In order to encourage a culture of creativity, you can’t simply shout at people to be ‘better’, to do ‘more’. Of course, more and better are also completely subjective, but also, creativity requires space.

Space to try, to push, to stop, to breathe, to talk freely, to come up with good, mediocre and even bad ideas.

Some of this internal perfectionism is, in part, fuelled by our industry’s obsession with awards.

Awards are great. 

They show us the best work out there, they show us what’s possible and give us something to aim for. 

But what they don’t show us is the years of hard work, discarded ideas, discussions, team effort, and client buy-in it takes to just get that one idea off the ground. 

Ideas don’t appear, heaven-sent, fully formed from the brain of one individual.

It can be easy to forget that when scrolling through LinkedIn looking at the endless winning ideas you wish you came up with yourself.

Research has shown that those who create quantity, deliver quality. 

By allowing ourselves to create more, we will all get better at what we do, and this applies to creativity too.
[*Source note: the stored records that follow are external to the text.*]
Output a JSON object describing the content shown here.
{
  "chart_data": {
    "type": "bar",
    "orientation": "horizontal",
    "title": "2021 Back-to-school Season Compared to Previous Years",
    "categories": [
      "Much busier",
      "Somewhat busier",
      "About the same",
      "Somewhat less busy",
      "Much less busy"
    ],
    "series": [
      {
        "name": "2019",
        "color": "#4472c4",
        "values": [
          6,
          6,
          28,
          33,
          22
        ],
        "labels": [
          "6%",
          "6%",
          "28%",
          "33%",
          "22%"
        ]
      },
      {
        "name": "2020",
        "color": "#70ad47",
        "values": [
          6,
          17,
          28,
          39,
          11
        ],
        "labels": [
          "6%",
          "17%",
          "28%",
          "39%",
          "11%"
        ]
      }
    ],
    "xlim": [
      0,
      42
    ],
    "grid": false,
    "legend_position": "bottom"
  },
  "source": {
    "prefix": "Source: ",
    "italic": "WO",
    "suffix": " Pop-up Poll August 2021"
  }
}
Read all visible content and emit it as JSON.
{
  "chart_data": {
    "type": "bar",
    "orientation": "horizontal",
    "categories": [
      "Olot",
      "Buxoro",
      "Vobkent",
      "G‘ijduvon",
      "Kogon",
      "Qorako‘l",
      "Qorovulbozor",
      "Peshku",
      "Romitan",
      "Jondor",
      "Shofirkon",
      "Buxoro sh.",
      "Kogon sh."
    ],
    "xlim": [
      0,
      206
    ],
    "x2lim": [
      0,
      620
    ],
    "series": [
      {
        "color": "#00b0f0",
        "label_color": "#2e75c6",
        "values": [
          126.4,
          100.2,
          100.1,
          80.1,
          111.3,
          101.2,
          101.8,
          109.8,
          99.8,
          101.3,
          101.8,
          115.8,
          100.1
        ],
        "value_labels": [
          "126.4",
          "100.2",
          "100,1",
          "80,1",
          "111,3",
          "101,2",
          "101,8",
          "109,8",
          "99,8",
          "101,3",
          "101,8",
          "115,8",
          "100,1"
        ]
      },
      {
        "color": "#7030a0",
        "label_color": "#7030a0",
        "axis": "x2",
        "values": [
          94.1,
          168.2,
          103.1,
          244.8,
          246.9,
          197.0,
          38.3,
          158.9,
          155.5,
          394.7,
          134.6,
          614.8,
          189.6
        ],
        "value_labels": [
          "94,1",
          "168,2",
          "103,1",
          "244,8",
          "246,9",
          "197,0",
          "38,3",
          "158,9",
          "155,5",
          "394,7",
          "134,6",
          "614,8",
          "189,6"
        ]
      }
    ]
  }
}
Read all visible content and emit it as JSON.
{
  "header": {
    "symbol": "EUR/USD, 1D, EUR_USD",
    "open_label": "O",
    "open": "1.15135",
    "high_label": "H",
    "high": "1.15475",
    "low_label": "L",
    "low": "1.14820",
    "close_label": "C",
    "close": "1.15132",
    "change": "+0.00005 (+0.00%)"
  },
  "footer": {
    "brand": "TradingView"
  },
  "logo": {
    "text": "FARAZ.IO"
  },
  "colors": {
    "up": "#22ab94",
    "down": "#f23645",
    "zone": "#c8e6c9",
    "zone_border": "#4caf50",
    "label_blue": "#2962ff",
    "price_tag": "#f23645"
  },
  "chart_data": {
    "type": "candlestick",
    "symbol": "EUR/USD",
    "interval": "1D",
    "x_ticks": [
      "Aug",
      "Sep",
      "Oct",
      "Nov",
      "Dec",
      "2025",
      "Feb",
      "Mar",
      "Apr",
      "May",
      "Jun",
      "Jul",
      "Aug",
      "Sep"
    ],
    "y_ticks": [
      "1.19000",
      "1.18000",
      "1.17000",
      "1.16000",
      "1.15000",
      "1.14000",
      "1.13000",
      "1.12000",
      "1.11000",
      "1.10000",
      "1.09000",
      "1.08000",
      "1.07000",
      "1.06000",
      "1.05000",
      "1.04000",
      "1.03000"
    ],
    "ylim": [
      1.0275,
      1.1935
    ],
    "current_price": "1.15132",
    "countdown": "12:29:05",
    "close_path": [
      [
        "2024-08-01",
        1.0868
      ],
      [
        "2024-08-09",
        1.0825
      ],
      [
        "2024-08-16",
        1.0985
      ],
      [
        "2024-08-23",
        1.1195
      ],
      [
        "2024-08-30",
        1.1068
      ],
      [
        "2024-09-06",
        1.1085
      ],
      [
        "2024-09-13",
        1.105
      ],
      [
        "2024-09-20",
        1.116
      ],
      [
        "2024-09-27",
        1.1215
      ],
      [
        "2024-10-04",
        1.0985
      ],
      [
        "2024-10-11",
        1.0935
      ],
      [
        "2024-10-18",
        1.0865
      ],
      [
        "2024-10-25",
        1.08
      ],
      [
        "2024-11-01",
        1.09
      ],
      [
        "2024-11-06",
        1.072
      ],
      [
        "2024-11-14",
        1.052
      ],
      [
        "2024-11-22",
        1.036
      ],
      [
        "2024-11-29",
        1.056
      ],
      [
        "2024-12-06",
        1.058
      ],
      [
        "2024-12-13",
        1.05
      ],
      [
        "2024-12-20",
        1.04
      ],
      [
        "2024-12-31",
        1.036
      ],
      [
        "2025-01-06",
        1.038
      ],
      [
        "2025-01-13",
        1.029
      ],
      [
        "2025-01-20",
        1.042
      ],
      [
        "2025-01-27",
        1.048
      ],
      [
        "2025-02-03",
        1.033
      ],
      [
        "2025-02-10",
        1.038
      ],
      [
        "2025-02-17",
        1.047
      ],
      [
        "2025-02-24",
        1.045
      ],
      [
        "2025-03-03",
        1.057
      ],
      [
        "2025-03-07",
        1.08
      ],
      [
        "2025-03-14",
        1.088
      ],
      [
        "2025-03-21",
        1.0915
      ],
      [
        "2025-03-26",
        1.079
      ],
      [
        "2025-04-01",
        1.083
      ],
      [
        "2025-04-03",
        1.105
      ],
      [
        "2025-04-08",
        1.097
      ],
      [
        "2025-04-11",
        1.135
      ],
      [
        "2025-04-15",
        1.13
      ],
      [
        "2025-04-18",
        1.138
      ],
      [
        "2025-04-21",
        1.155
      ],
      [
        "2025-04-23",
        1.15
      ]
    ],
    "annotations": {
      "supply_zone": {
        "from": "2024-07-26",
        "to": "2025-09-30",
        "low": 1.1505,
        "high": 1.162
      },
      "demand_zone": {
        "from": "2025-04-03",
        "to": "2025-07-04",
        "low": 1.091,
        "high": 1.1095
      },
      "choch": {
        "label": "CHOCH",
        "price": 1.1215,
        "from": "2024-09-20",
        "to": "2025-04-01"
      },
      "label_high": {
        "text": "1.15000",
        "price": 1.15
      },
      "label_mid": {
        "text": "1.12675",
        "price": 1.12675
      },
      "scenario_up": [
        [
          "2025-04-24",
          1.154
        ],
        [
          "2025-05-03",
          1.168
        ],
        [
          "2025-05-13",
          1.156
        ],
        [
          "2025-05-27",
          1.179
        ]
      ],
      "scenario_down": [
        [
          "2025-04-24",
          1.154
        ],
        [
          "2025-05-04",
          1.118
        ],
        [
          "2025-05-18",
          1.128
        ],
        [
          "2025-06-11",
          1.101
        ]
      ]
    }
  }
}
We all know that ‘practice makes perfect’ but in our industry, we can often jump to wanting to deliver perfection without allowing ourselves to practice.

Take Picasso. He reportedly created over 50,000 works during his lifetime. Were they all good?

No.

Some of them were probably a bit average, a lot of works probably ended up in the bin, or were painted over to become another, better piece. 

If we took a drawing at random from Picasso’s collection, we wouldn’t revere it as a singular entity, or say he was only as good as that sketch. We revere his entire career, his best work, the ones that made it to the top of the pile.

Going into the creative process aiming for just the best ideas, the ones at the very top of the tree, means you’re unlikely to get there.

This is because you need all of the ideas you discarded, the thoughts, tangents, ‘we could never do THAT’ moments to act as stepping stones that get you there. And even when you have come up with the spark of a good idea, it takes a lot more craft to make it great.

Giving creativity space takes time, something we don’t always have the luxury of.

But if we stop treating the creative process as linear (input brief, output ideas) we can work towards a more balanced approach.

Creativity needs curiosity, and curiosity can’t exist in a vacuum.

We need to give ourselves the time to ask the right questions (and the wrong ones) and just do things because we think they’re interesting. There shouldn’t be an expectation that a 2-hour brainstorm will deliver creative gold.

So, no you’re not only as good as your last idea.

You’re as good as your best ideas.

And the best ideas can’t happen without all the messy bits that get you there.